To solve this problem, we need to convert all the measurements to a consistent unit. Let's convert the height to inches since the height of the bounce is given in inches.
64 ft = 64 * 12 inches = 768 inches
Now, we can set up an equation to represent the height of each bounce. Let's use "b" to represent the number of bounces, and "h" to represent the height of each bounce in inches.
The height of each bounce is three-fourths (3/4) the height of the previous bounce. So, we can write the equation as:
h = (3/4) * h_previous
where h_previous is the height of the previous bounce.

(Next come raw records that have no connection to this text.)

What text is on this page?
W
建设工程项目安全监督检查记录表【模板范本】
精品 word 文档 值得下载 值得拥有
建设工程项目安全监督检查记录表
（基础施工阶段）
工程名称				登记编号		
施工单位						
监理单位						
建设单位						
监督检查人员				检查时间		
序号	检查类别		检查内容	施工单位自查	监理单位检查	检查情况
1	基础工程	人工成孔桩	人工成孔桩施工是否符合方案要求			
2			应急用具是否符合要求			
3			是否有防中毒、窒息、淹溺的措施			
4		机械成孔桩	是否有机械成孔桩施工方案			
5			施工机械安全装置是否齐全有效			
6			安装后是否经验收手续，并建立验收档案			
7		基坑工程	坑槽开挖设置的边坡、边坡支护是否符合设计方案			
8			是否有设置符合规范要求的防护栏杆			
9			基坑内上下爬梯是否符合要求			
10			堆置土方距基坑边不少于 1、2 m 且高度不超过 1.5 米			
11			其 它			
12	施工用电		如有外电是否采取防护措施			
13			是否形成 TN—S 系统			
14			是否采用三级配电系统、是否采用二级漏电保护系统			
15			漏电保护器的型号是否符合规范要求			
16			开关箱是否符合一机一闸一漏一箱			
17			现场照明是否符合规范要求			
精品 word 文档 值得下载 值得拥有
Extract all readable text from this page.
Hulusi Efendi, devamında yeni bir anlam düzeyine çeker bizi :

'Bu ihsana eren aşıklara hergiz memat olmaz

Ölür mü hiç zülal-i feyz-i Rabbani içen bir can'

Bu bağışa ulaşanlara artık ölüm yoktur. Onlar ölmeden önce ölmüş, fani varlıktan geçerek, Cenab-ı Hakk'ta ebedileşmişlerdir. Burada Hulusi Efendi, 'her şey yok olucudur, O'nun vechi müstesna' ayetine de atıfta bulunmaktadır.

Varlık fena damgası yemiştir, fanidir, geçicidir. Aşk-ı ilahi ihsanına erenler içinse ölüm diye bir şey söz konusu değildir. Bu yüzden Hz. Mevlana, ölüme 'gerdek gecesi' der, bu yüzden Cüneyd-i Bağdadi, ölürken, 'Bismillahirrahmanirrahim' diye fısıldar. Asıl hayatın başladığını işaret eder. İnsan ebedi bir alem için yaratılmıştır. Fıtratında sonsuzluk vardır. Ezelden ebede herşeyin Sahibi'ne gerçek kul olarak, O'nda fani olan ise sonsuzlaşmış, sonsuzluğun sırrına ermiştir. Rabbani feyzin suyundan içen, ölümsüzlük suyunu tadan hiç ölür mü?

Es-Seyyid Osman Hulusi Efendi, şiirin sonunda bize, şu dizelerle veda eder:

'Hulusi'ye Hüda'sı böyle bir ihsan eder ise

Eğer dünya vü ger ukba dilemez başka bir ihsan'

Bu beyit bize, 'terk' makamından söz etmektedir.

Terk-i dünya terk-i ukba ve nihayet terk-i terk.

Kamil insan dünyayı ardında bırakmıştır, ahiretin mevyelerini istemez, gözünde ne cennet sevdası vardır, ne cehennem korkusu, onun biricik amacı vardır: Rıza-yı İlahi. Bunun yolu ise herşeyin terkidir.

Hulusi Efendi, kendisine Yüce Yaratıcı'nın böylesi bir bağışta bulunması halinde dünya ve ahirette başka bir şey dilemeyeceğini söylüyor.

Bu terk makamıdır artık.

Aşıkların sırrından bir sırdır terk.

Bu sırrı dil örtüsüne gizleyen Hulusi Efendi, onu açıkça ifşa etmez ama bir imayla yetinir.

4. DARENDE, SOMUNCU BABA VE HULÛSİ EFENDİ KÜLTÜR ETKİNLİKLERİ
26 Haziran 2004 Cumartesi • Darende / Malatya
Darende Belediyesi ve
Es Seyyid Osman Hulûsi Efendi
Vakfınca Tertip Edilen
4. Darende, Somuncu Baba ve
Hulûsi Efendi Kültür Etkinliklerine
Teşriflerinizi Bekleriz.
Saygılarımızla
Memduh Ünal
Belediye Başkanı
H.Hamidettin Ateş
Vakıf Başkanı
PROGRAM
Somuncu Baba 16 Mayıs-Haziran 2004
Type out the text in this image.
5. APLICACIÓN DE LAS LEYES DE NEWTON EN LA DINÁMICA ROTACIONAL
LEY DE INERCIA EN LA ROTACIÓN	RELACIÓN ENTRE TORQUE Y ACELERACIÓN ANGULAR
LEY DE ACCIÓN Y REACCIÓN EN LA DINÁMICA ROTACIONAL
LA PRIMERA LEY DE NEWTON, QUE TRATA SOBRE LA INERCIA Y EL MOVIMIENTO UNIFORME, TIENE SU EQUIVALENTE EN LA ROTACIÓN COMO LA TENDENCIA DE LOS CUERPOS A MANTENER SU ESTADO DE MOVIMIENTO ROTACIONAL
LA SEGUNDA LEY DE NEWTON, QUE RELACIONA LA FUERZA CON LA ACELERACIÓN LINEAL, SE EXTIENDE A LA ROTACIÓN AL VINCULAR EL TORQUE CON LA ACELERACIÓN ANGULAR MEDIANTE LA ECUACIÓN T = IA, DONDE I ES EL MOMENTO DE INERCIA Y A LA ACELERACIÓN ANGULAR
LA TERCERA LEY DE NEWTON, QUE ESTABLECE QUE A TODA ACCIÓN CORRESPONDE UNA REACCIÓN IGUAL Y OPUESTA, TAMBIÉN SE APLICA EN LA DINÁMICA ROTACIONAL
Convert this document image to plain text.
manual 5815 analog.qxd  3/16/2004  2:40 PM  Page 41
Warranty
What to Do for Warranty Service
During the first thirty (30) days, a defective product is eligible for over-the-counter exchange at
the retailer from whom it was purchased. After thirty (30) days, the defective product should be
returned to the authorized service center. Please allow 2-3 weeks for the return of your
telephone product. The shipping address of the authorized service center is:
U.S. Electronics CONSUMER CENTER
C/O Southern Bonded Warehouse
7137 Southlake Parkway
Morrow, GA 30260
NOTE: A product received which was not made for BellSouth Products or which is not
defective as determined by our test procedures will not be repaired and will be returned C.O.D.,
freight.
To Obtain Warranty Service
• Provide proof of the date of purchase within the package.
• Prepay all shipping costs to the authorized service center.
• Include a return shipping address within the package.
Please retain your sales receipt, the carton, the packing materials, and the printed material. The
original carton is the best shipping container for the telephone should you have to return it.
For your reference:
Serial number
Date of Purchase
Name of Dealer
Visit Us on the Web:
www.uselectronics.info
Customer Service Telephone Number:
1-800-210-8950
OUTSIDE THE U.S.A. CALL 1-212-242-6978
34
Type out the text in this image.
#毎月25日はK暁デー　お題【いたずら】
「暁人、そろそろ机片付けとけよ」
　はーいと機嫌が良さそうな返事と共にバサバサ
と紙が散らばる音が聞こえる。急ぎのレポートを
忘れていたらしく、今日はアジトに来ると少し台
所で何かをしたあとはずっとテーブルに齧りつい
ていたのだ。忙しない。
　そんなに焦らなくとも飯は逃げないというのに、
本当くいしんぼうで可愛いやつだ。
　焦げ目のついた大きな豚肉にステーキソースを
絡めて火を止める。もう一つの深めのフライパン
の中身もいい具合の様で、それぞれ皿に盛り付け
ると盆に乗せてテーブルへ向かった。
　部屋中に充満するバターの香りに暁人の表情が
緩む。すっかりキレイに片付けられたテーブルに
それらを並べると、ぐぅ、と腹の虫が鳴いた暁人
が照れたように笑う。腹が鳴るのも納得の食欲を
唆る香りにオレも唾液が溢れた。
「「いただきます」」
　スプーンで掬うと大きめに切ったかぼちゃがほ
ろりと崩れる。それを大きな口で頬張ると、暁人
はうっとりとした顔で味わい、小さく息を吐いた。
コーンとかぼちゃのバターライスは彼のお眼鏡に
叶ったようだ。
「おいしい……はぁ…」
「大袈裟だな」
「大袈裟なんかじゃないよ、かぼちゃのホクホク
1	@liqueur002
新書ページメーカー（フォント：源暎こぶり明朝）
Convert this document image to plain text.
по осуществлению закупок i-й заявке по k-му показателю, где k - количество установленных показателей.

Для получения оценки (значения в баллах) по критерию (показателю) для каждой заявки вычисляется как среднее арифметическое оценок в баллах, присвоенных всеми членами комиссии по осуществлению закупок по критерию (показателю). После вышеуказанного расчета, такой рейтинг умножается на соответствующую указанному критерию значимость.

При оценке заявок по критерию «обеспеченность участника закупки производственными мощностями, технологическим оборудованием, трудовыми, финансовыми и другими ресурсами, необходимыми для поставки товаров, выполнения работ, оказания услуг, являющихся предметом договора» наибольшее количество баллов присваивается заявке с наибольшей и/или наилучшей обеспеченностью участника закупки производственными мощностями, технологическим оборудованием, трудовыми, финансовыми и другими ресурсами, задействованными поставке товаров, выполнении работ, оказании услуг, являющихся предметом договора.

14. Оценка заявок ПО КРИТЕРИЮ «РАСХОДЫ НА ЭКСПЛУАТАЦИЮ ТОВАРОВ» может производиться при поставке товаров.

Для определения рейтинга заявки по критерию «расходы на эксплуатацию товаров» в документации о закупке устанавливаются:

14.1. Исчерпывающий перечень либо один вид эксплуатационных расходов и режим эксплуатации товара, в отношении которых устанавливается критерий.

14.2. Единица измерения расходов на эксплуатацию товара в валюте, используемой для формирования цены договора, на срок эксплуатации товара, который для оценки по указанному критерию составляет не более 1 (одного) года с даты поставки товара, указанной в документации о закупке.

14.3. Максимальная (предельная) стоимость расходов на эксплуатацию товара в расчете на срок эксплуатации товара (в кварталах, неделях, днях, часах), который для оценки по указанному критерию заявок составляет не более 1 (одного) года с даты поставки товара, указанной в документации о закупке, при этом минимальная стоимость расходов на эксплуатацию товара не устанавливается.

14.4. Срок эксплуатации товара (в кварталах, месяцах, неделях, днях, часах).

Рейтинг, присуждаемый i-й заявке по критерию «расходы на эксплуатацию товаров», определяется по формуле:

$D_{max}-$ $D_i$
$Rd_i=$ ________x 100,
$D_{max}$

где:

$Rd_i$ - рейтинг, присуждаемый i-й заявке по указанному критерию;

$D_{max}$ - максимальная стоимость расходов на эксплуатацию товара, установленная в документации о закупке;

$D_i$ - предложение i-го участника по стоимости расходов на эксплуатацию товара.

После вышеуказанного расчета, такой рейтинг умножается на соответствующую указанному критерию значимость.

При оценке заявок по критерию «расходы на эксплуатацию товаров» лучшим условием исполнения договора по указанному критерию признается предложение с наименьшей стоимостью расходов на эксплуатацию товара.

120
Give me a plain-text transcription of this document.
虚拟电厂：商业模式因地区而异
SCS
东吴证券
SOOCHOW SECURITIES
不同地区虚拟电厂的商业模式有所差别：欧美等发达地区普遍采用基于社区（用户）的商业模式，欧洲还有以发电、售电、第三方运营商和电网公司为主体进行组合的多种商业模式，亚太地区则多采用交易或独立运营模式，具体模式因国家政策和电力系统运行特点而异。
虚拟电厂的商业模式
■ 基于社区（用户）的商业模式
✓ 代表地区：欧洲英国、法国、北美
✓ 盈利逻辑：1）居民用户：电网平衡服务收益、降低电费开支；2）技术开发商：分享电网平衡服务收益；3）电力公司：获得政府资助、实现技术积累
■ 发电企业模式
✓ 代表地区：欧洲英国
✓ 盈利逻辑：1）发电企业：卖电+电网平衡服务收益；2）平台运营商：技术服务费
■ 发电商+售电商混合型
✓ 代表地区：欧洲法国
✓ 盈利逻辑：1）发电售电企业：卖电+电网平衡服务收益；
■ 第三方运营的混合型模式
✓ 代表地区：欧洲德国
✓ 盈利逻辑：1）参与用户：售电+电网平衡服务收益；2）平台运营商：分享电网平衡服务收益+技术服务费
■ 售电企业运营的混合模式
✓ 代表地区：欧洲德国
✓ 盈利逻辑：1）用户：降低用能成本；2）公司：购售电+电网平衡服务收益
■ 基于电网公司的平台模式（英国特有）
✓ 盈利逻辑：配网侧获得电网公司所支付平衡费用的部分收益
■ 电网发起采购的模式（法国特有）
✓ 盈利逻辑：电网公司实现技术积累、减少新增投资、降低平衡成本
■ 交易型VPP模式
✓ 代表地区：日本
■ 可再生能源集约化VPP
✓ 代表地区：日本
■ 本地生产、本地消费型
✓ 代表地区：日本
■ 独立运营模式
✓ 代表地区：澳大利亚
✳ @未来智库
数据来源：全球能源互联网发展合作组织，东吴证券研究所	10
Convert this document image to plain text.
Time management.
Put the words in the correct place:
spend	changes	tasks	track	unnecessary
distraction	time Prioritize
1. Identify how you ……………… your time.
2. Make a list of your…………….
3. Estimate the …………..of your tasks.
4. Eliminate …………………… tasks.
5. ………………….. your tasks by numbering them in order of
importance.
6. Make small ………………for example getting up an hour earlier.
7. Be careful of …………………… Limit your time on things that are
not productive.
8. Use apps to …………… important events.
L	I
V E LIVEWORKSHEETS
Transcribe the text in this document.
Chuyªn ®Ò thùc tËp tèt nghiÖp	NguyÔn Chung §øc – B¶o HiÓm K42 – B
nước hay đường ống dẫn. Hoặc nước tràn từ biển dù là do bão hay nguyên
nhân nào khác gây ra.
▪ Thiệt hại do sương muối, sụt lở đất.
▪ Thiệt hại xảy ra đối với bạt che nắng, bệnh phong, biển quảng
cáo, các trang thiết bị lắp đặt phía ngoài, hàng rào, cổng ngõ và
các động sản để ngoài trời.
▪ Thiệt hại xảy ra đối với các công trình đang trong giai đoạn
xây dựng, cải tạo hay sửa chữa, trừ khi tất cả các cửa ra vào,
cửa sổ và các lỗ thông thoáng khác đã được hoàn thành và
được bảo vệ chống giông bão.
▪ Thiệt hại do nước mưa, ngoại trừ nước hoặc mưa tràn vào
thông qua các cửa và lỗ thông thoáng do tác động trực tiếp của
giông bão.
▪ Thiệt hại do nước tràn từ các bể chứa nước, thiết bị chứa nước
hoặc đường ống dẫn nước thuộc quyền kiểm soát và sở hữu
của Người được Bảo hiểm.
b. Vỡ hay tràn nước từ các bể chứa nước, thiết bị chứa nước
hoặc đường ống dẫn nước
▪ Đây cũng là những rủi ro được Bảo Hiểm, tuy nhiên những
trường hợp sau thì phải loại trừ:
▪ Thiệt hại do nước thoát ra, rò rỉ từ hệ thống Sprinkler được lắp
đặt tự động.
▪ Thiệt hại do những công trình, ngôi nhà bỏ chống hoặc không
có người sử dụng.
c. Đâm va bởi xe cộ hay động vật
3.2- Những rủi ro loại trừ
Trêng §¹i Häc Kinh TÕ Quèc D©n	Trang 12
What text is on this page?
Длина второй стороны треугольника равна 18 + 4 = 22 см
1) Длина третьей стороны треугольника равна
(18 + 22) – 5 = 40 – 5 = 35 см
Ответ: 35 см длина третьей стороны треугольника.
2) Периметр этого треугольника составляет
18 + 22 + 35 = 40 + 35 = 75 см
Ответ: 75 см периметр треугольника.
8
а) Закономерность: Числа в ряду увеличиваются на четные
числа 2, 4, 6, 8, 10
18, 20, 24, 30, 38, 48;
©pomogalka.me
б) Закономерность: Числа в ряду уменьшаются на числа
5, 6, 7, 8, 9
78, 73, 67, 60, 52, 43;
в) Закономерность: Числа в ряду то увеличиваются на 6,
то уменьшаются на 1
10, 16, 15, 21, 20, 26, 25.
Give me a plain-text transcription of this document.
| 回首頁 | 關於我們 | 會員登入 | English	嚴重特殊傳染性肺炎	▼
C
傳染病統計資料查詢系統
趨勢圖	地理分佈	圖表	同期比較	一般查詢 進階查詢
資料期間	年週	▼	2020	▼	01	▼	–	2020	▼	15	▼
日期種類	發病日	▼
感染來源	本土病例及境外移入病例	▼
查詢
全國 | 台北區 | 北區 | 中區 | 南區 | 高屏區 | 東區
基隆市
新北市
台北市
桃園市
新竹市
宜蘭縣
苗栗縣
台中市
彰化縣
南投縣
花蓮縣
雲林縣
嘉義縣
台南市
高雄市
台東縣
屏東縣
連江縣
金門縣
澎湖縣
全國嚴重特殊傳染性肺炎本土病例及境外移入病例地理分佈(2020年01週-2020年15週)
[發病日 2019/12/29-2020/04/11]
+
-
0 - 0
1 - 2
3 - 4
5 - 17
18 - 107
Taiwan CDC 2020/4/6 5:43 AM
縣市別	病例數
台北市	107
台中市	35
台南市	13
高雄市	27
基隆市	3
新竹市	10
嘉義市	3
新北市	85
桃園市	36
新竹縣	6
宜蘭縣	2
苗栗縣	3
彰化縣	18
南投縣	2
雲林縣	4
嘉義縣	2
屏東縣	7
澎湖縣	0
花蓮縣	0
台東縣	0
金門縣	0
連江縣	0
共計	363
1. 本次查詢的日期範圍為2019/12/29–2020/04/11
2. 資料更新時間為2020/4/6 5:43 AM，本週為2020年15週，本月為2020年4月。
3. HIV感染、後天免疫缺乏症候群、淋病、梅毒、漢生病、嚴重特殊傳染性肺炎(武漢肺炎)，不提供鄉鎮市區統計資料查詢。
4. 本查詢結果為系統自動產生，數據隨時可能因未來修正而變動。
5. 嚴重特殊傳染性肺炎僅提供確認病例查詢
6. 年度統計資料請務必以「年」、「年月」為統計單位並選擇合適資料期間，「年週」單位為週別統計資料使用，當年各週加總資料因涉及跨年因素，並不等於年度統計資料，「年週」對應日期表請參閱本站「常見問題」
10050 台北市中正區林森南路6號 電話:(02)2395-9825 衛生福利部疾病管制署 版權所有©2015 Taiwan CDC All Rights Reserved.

We know that the initial height of the ball is 768 inches, and we want to find the number of bounces when the height of the bounce is less than 9 inches. We can set up an inequality to represent this situation:
h < 9
Substituting the expression for h from the equation above, we get:
(3/4) * h_previous < 9
Now, we can start with the initial height of 768 inches and keep applying the equation for each bounce until the height of the bounce is less than 9 inches.
1st bounce:
h = (3/4) * 768 = 576 inches
2nd bounce:
h = (3/4) * 576 = 432 inches
3rd bounce:
h = (3/4) * 432 = 324 inches
4th bounce:
h = (3/4) * 324 = 243 inches
5th bounce:
h = (3/4) * 243 = 182.25 inches
6th bounce:
h = (3/4) * 182.25 = 136.6875 inches
7th bounce:
h = (3/4) * 136.6875 = 102.515625 inches
8th bounce:
h = (3/4) * 102.515625 = 76.88671875 inches
9th bounce:
h = (3/4) * 76.88671875 = 57.6650390625 inches
10th bounce:
h = (3/4) * 57.6650390625 = 43.248779296875 inches
So, the ball will bounce up to a height less than 9 inches after 10 bounces.